(PETS/PET CARE) Summertime is perfect for barbecues, tasty snacks, and fun drinks. But some items are not particularly pet-friendly. Read why you should avoid feeding your pet some of these popular summer treats. — Global Animal
It’s no surprise. Many of us love to spoil our pets and that includes giving them bits of our tasty summer treats. But pet parents please beware, these summer goodies could pose some serious health hazards:
Just say no to the cone. One lick or two (no chocolate, please!) is fine, but because pets do not possess significant amounts of lactase—the enzyme that breaks down lactose in milk—milk and other milk-based products cause them diarrhea or other digestive upset.

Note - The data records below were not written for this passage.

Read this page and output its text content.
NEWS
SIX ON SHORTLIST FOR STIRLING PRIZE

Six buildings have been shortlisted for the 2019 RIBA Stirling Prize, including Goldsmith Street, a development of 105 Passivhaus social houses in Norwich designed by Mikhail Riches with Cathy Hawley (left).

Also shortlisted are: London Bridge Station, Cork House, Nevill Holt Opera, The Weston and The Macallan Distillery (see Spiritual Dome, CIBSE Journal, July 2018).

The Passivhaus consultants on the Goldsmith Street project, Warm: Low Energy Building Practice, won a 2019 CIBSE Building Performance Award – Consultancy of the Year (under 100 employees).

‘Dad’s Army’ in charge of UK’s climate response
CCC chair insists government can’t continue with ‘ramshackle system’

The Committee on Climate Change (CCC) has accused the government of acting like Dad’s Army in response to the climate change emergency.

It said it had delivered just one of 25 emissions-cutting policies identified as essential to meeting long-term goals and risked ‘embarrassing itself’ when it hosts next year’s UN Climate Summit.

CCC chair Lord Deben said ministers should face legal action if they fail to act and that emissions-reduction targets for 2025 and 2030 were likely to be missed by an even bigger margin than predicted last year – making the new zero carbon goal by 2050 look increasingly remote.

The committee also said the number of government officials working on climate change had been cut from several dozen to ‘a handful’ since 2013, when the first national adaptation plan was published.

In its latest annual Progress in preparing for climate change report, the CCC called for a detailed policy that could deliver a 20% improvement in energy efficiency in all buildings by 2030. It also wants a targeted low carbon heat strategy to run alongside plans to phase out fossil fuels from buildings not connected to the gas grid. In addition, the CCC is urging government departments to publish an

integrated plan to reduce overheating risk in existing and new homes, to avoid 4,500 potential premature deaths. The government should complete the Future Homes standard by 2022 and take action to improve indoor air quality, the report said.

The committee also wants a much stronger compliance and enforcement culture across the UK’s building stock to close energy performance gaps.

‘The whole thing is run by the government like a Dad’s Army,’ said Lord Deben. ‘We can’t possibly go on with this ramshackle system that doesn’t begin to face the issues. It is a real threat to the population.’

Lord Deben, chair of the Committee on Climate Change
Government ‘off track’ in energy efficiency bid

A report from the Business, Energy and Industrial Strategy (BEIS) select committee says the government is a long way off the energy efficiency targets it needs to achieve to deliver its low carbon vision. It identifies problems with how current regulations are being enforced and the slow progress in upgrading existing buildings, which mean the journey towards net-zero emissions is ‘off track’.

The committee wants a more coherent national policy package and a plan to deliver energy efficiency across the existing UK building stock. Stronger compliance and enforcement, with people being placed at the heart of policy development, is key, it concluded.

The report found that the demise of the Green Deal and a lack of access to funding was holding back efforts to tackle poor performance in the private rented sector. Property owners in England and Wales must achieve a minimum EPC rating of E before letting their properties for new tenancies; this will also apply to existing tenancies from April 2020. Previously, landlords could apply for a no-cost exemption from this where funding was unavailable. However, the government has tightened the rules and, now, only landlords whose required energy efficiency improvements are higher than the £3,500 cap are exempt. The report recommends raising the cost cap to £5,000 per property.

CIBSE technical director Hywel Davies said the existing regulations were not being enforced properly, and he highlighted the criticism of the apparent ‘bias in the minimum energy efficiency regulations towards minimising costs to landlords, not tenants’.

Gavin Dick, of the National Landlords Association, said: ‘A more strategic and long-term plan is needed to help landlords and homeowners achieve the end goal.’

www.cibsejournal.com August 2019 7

Feeding your pet raw bones may seem like a natural and healthy option that might occur if your pet lived in the wild. However, this can be very dangerous for a domestic pet, who might choke on bones, or sustain a grave injury should the bone splinter and become lodged in or puncture your pet’s digestive tract.

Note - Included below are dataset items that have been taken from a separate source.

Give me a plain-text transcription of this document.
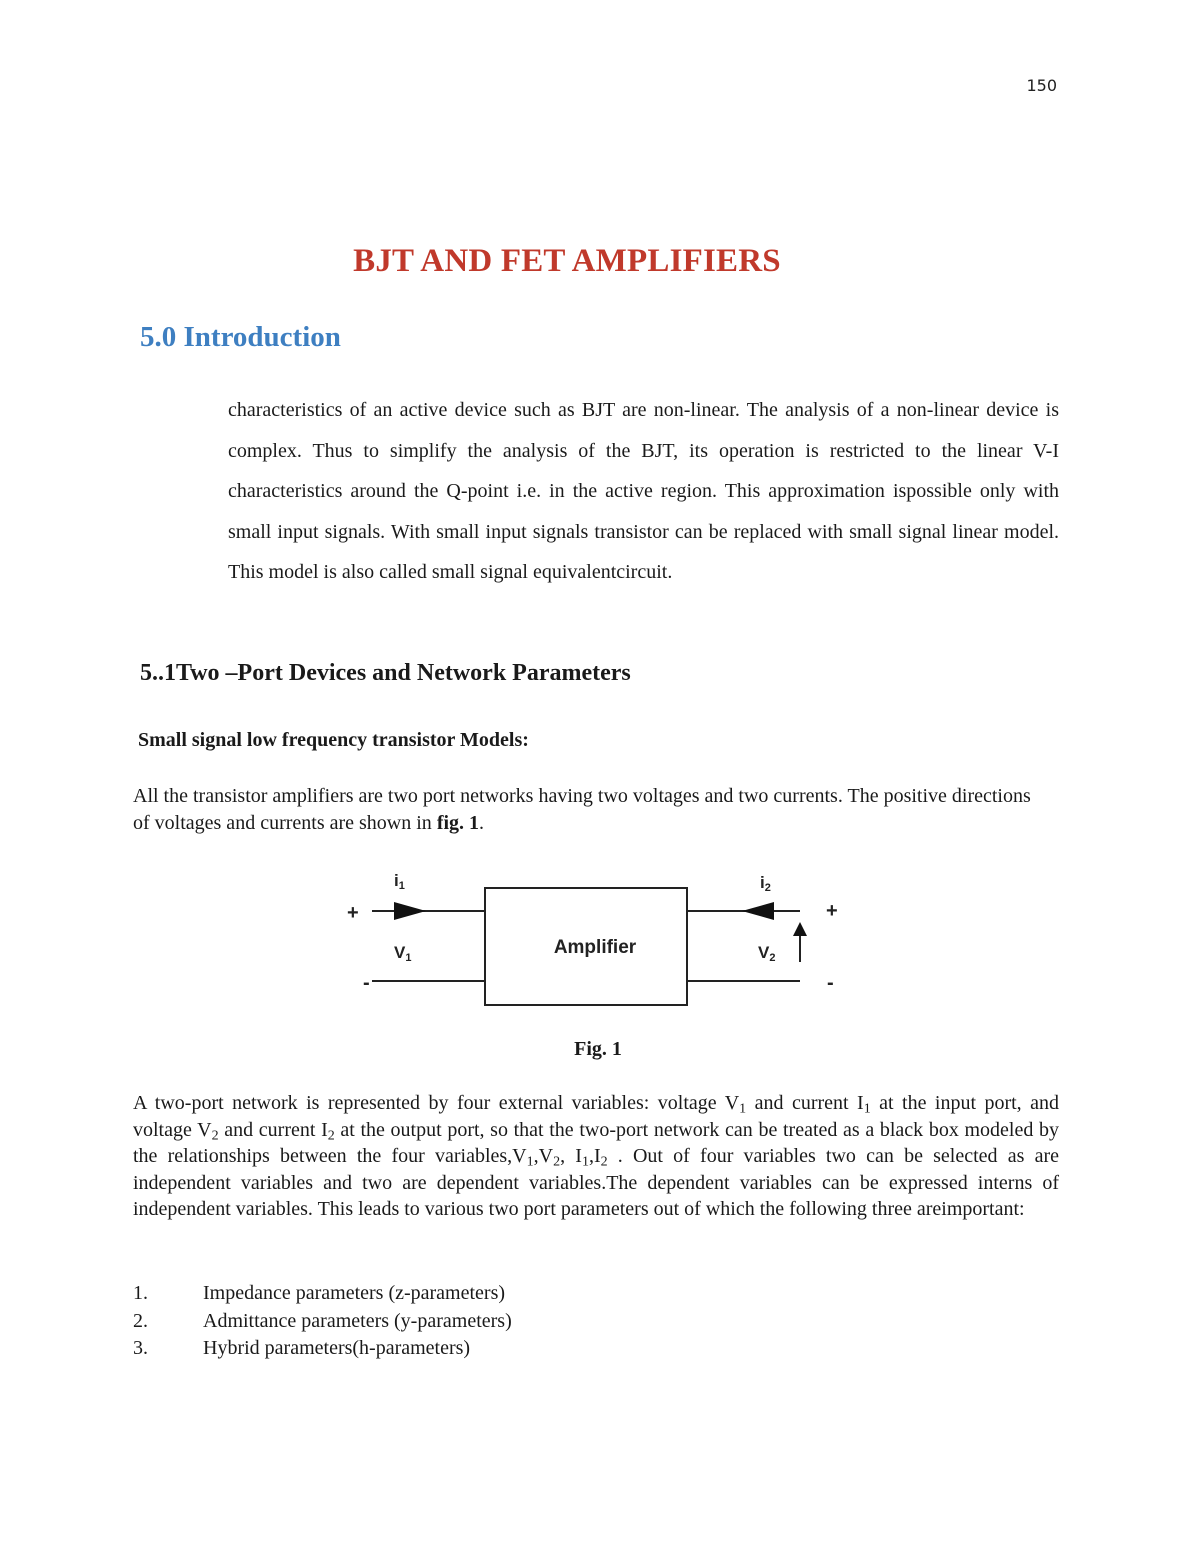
150
BJT AND FET AMPLIFIERS
5.0 Introduction

characteristics of an active device such as BJT are non-linear. The analysis of a non-linear device is complex. Thus to simplify the analysis of the BJT, its operation is restricted to the linear V-I characteristics around the Q-point i.e. in the active region. This approximation ispossible only with small input signals. With small input signals transistor can be replaced with small signal linear model. This model is also called small signal equivalentcircuit.

5..1Two –Port Devices and Network Parameters
Small signal low frequency transistor Models:

All the transistor amplifiers are two port networks having two voltages and two currents. The positive directions of voltages and currents are shown in fig. 1.

i1	i2
+	+
-	-
V1	V2
Amplifier

Fig. 1

A two-port network is represented by four external variables: voltage $V_1$ and current $I_1$ at the input port, and voltage $V_2$ and current $I_2$ at the output port, so that the two-port network can be treated as a black box modeled by the relationships between the four $variables,V_1,V_2$, $I_1,I_2$ . Out of four variables two can be selected as are independent variables and two are dependent variables.The dependent variables can be expressed interns of independent variables. This leads to various two port parameters out of which the following three areimportant:

1.	Impedance parameters (z-parameters)
2.	Admittance parameters (y-parameters)
3.	Hybrid parameters(h-parameters)
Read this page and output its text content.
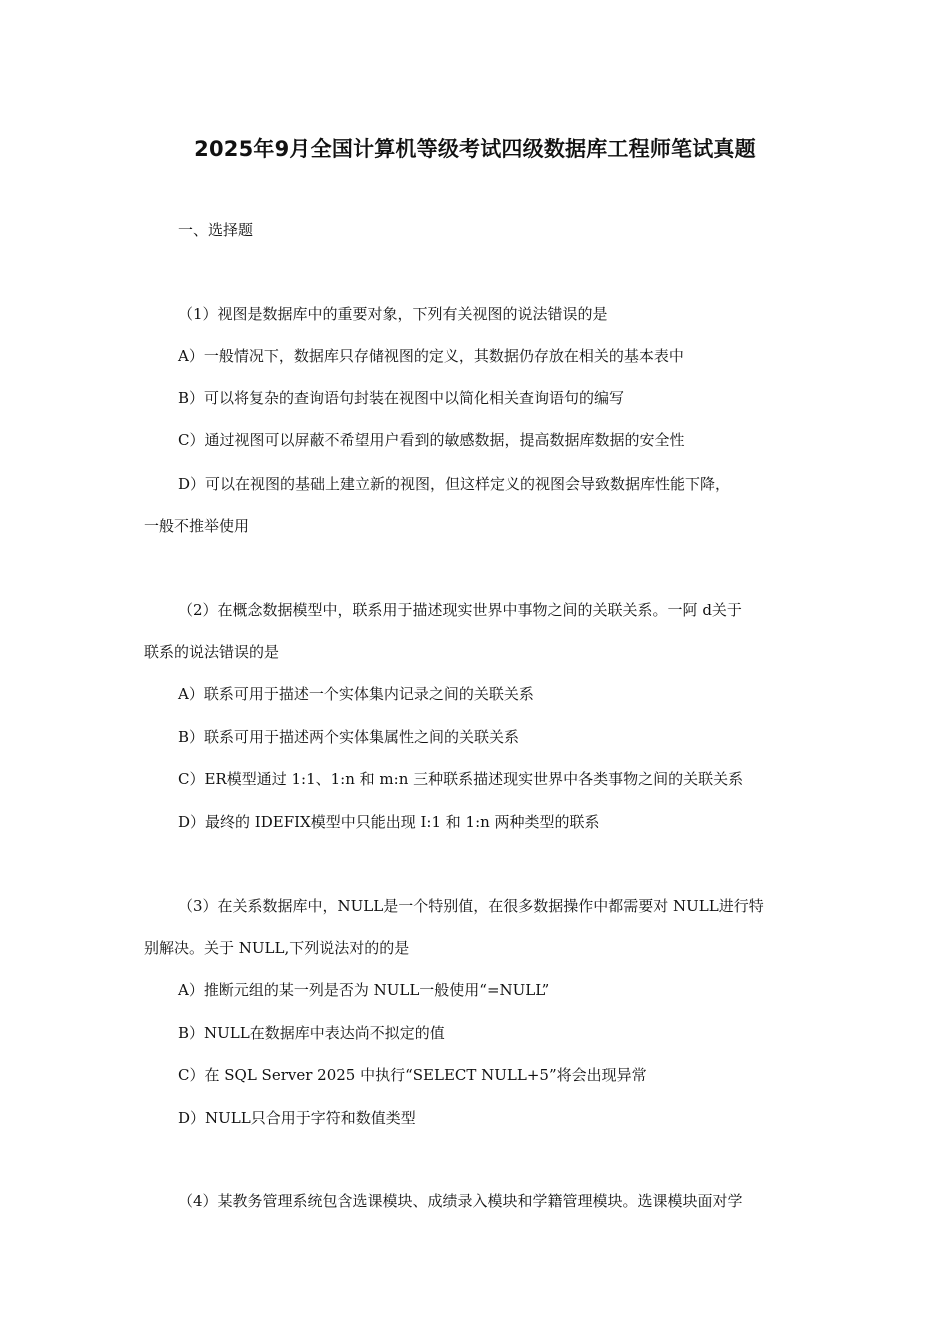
2025年9月全国计算机等级考试四级数据库工程师笔试真题
一、选择题
（1）视图是数据库中的重要对象，下列有关视图的说法错误的是
A）一般情况下，数据库只存储视图的定义，其数据仍存放在相关的基本表中
B）可以将复杂的查询语句封装在视图中以简化相关查询语句的编写
C）通过视图可以屏蔽不希望用户看到的敏感数据，提高数据库数据的安全性
D）可以在视图的基础上建立新的视图，但这样定义的视图会导致数据库性能下降，
一般不推举使用
（2）在概念数据模型中，联系用于描述现实世界中事物之间的关联关系。一阿 d关于
联系的说法错误的是
A）联系可用于描述一个实体集内记录之间的关联关系
B）联系可用于描述两个实体集属性之间的关联关系
C）ER模型通过 1:1、1:n 和 m:n 三种联系描述现实世界中各类事物之间的关联关系
D）最终的 IDEFIX模型中只能出现 I:1 和 1:n 两种类型的联系
（3）在关系数据库中，NULL是一个特别值，在很多数据操作中都需要对 NULL进行特
别解决。关于 NULL,下列说法对的的是
A）推断元组的某一列是否为 NULL一般使用“=NULL”
B）NULL在数据库中表达尚不拟定的值
C）在 SQL Server 2025 中执行“SELECT NULL+5”将会出现异常
D）NULL只合用于字符和数值类型
（4）某教务管理系统包含选课模块、成绩录入模块和学籍管理模块。选课模块面对学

Large amounts of salt can produce excessive thirst and urination, or even sodium ion poisoning in pets. Signs that your pet may have eaten too many potato chips include vomiting, diarrhea, depression, tremors, elevated body temperature, seizures and even death. In other words, keep those salty snacks to yourself!
A little sweet, a little tart—and a lot hazardous! Citrus plants contain citric acid, limonin and oils that can cause irritation, and possibly even central nervous system depression, if ingested in significant amounts. Clinical signs include vomiting, diarrhea, depression and potential photosensitivity.
Any beverage containing alcohol can cause vomiting, diarrhea, decreased coordination, central nervous system depression, difficulty breathing, tremors, abnormal blood acidity, coma and even death.